Capital Gain Scheme.—
If the new asset is not acquired under sections 54, 54B, 54D, 54F, 54G and 54GA or the full amount could not be invested upto the due date of furnishing the return of income, the assessee can deposit the desired amount under the Capital Gain Scheme on or before the due date of return and thus can acquire the asset within the stipulated time out of money withdrawn from such scheme at a later date. In the case of section 54EC, the Capital Gain Scheme is not applicable.
Consequences if the new asset acquired is transferred within 3 years of its acquisition
Under sections 54, 54B, 54D, 54G and 54GA.—
For computation of new Capital Gain (which can be short-term or long-term), the cost of acquisition of such new asset shall be reduced by the amount of Capital Gain exempt under sections 54, 54B, 54D, 54G and 54GA earlier. Note.—If the land or building or both is transferred after 2 years but within 3 years of its acquisition, it will be a long-term capital gain.
Under section 54F.—
Besides the new Capital Gain (which will be short-term), the Capital Gain exempt earlier under section 54F, shall be long-term capital gain of the previous year in which new asset is transferred. Note.—If the residential house property is transferred after 2 years but within 3 years of its acquisition, it will be a long-term capital gain.
Under section 54EC.—
Where the long-term specified asset is transferred or converted (otherwise than by transfer) into money at any time within a period of 3 years from the date of its acquisition, the amount of capital gain exempt under section 54EC earlier, shall be deemed to be long-term capital gain of the previous year, in which the long term specified asset is transferred or converted (otherwise than the transfer) into money.
If the assessee takes any loan or advance on the security of such long-term specified asset, he shall be deemed to have converted (otherwise than by transfer) such long-term specified asset into money on the date on which such loan or advance is taken.
Under section 54EE.—
Where the long-term specified asset (unit) is transferred by the assessee at any time within a period of 3 years from the date of its acquisition, the amount of capital gain exempt under section 54EE earlier, shall be deemed to be long-term capital gain of the previous year, in which the long term specified asset is transferred.

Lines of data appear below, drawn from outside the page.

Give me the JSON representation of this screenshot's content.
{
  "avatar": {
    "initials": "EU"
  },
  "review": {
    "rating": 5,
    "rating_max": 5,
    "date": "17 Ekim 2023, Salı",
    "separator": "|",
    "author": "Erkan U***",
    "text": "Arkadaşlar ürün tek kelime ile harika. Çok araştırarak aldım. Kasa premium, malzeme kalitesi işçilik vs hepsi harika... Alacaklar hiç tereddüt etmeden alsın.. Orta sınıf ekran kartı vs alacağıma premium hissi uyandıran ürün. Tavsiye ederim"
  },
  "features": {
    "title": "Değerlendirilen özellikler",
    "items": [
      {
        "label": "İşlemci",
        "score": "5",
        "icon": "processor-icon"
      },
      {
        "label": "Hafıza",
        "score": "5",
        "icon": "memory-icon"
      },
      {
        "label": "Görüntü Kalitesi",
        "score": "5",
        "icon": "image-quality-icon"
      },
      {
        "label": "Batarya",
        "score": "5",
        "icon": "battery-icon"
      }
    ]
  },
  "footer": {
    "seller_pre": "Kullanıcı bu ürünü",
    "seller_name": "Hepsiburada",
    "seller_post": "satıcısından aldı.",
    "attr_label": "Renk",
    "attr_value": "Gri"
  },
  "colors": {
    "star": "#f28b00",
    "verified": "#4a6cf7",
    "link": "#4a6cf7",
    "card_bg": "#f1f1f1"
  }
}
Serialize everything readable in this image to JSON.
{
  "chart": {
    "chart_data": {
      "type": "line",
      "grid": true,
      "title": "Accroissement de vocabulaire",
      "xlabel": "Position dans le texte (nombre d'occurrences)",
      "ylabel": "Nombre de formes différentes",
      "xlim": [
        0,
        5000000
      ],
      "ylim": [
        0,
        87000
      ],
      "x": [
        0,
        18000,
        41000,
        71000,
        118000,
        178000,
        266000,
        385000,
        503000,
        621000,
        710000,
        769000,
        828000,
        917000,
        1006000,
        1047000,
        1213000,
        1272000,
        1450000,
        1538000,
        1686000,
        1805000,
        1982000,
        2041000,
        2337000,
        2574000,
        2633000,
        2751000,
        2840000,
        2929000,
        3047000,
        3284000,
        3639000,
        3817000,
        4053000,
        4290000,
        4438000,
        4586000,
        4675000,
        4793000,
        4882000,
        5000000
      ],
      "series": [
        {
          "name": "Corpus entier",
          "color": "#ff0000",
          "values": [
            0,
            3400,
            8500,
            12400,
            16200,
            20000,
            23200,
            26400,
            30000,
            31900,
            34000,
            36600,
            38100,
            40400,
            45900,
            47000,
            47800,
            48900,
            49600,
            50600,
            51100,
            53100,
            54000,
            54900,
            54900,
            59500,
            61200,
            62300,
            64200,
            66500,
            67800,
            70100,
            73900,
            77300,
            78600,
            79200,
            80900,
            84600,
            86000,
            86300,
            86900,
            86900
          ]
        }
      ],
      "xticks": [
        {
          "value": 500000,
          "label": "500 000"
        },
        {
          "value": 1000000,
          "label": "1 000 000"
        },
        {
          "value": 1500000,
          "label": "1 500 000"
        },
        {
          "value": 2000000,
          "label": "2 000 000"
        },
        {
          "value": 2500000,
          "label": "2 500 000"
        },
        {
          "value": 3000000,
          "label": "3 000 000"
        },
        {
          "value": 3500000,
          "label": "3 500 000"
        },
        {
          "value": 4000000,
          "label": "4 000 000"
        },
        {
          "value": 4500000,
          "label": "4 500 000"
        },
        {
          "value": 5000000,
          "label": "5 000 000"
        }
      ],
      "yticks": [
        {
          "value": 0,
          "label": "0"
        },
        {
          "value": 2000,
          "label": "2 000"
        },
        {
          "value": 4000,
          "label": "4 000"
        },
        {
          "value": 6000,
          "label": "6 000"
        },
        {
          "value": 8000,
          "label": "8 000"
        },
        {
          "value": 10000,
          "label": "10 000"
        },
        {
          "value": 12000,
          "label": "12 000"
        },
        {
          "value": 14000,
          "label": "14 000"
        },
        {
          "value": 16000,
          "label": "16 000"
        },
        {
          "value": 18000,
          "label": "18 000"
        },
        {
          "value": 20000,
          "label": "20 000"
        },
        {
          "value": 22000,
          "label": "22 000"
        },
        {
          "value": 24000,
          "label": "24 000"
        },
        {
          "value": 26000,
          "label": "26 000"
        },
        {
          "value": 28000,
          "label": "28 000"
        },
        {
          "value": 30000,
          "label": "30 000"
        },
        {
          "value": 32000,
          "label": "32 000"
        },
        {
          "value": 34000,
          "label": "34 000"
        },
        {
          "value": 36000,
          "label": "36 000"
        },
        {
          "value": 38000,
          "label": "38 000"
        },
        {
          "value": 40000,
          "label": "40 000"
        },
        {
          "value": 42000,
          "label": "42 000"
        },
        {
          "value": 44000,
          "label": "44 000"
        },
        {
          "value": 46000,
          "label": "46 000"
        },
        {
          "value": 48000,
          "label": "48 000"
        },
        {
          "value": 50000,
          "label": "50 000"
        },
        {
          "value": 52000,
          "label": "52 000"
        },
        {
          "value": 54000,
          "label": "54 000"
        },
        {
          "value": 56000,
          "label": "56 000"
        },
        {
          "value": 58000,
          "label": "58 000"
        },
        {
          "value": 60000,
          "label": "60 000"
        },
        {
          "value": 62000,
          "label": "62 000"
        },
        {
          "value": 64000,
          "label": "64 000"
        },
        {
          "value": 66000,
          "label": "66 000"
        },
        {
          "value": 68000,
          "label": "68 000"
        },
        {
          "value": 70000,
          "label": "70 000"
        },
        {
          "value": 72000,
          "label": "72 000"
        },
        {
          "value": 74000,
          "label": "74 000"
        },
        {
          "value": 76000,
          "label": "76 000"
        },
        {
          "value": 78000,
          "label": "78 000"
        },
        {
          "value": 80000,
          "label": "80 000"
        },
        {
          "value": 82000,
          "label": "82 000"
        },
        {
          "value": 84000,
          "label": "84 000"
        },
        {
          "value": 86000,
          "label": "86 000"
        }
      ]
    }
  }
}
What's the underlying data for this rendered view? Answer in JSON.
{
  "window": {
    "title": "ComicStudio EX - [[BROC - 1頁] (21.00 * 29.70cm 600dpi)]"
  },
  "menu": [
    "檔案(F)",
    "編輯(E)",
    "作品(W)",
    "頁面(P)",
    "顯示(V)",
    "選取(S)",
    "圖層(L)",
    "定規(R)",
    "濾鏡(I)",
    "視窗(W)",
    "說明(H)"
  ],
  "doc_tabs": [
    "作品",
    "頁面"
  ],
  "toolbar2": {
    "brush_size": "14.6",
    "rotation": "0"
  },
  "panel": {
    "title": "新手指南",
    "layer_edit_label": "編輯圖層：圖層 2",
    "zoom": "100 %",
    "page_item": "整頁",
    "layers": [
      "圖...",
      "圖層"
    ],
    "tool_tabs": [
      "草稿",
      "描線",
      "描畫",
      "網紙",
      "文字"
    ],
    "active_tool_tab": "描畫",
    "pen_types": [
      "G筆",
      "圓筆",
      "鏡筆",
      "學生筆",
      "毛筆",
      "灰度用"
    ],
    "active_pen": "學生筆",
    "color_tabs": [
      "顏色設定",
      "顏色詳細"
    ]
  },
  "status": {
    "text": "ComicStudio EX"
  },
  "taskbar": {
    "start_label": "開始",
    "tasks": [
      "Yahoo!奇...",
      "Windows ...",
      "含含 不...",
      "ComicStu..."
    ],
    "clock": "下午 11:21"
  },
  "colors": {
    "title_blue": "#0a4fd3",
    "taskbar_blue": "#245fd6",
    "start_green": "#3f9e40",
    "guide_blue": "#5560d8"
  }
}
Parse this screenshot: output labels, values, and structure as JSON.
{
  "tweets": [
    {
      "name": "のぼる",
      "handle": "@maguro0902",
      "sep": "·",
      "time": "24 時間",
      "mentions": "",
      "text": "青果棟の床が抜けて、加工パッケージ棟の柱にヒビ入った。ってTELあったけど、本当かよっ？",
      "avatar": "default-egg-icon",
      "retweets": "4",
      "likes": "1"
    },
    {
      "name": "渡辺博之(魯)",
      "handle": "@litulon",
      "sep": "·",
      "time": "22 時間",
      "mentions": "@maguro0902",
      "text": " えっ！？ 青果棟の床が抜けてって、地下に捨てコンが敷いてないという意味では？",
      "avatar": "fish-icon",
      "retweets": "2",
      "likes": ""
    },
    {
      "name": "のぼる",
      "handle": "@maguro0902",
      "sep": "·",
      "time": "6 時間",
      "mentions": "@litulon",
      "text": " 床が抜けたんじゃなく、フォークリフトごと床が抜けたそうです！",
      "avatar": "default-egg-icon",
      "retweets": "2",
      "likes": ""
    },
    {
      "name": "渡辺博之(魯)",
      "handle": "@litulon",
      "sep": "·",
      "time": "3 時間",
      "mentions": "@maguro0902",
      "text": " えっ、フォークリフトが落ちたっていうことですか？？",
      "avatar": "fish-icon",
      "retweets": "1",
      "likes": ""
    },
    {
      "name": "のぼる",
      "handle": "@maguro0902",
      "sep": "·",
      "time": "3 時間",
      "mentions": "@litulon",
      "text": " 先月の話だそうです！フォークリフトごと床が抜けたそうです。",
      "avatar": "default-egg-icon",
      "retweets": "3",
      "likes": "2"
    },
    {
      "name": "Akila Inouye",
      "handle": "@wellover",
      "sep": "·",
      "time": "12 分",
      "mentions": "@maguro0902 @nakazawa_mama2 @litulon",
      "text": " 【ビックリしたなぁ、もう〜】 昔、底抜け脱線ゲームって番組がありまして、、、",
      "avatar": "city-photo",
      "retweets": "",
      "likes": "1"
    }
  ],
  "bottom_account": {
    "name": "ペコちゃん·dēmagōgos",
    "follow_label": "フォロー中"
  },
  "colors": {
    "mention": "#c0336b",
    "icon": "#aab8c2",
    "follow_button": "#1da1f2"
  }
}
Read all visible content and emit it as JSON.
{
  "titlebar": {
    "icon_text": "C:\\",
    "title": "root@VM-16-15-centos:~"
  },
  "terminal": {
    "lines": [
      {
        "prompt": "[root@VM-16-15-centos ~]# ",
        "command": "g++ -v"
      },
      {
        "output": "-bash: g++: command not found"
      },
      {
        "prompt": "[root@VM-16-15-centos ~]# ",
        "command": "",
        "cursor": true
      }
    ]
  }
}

If the assessee takes any loan or advance on the security of such long-term specified asset, he shall be deemed to have transferred such long-term specified asset into money on the date on which such loan or advance is taken.
Consequences if the amount deposited in Capital Gain Scheme is not utilised within the stipulated time of 3 years (2 years in case of section 54B).—
The unutilised amount shall be Capital Gain (short-term or long-term depending upon original transfer) of the previous year in which such period has expired. However, in case of section 54F, proportionate amount shall be taxable.